Let’s say we want to learn more about how principal component analysis (PCA) works. Specifically, what matters more in terms of creating a principal component—variance or covariance of variables? To this end, you might create a dataframe with a few variables with high covariance and low variance and another set of variables with low covariance and high variance
set.seed(925)
df1 <-
sim_covar(n_obs = 20, n_vars = 5, cov = 0.9, var = 1, name = "high_cov") %>%
sim_covar(n_vars = 5, cov = 0.1, var = 2, name = "high_var")
Explore covariance structure visually. The diagonal is variance.

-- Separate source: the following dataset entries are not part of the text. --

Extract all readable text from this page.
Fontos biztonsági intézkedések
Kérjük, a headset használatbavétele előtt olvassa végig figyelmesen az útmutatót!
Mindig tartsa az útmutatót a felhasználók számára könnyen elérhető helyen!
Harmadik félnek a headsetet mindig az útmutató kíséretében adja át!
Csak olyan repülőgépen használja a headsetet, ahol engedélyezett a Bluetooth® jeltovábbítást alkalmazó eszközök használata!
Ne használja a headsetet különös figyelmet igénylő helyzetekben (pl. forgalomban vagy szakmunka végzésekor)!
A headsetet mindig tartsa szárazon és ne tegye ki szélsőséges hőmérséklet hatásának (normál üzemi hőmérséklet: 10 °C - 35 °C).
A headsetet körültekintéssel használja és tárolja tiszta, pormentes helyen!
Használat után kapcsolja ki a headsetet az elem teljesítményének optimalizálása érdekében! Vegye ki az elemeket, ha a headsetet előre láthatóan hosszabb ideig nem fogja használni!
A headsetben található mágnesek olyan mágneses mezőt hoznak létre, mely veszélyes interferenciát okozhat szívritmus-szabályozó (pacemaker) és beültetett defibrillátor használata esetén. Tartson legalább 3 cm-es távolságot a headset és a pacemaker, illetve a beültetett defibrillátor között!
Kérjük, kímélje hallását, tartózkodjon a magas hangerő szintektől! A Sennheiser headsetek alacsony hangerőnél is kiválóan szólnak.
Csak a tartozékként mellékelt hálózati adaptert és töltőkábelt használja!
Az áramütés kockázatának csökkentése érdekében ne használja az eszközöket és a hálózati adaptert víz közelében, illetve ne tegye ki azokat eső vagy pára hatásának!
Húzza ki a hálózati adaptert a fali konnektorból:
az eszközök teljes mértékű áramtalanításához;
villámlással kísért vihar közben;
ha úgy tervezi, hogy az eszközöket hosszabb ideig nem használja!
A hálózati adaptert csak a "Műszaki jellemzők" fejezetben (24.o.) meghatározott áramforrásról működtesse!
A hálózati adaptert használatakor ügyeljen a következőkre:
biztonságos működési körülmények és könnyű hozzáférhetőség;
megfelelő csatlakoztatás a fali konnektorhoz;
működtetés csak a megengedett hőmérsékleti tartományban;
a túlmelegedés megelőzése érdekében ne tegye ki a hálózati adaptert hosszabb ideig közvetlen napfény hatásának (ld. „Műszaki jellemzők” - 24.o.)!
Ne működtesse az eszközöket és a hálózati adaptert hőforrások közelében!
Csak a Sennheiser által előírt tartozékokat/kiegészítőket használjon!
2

Now let’s make this dataset a little more complex. We can add a factor variable, some variables that discriminate between the levels of that factor, and add some missing values.
set.seed(501)
df2 <-
df1 %>%
sim_cat(n_groups = 3, name = "factor") %>%
group_by(factor) %>%
sim_discr(n_vars = 5, var = 1, cov = 0, group_means = c(-1.3, 0, 1.3), name = "discr") %>%
sim_discr(n_vars = 5, var = 1, cov = 0, group_means = c(0, 0.5, 1), name = "discr2") %>%
sim_missing(prop = 0.1) %>%
ungroup()
df2
#> # A tibble: 20 x 21
#> factor high_cov_1 high_cov_2 high_cov_3 high_cov_4 high_cov_5 high_var_1
#> <chr> <dbl> <dbl> <dbl> <dbl> <dbl> <dbl>
#> 1 a 0.472 -0.362 0.253 0.281 0.247 -1.54
#> 2 a -1.50 -1.65 NA -1.93 -1.27 1.00
#> 3 a 1.13 0.655 0.980 1.41 0.345 -1.90
#> 4 a 0.982 0.740 1.16 1.14 0.866 1.71
#> 5 a -0.773 NA -1.22 -1.21 -1.25 -0.576
#> 6 a 0.302 0.130 -0.309 0.0725 NA NA
#> 7 a -0.117 0.00163 0.0596 -0.542 -0.269 2.87
#> 8 b 2.16 2.47 NA 1.62 NA 0.146
#> 9 b -0.268 -0.509 -0.529 -0.842 -1.04 NA
#> 10 b 0.609 0.195 0.720 0.930 0.595 0.0765
#> 11 b 1.81 NA 1.43 1.09 1.39 -0.927
#> 12 b 0.954 0.234 0.247 0.248 0.751 2.77
#> 13 b -1.03 -1.24 -1.70 NA -1.64 1.34
#> 14 b -0.180 0.380 0.177 0.433 0.550 1.20
#> 15 c -0.214 -0.390 -0.476 -0.878 -0.328 3.18
#> 16 c 0.827 0.556 0.620 0.491 NA 1.91
#> 17 c -0.399 -0.862 -0.385 -0.935 -0.802 -0.787
#> 18 c -1.09 -1.32 -0.720 NA -1.76 -1.76
#> 19 c -0.181 -0.155 -0.774 0.0395 -0.770 0.741
#> 20 c 0.882 NA 0.758 1.24 0.838 0.182
#> # … with 14 more variables: high_var_2 <dbl>, high_var_3 <dbl>,
#> # high_var_4 <dbl>, high_var_5 <dbl>, discr_1 <dbl>, discr_2 <dbl>,
#> # discr_3 <dbl>, discr_4 <dbl>, discr_5 <dbl>, discr2_1 <dbl>,
#> # discr2_2 <dbl>, discr2_3 <dbl>, discr2_4 <dbl>, discr2_5 <dbl>
pca <- opls(select(df2, -factor), fig.pdfC = "none", info.txtC = "none")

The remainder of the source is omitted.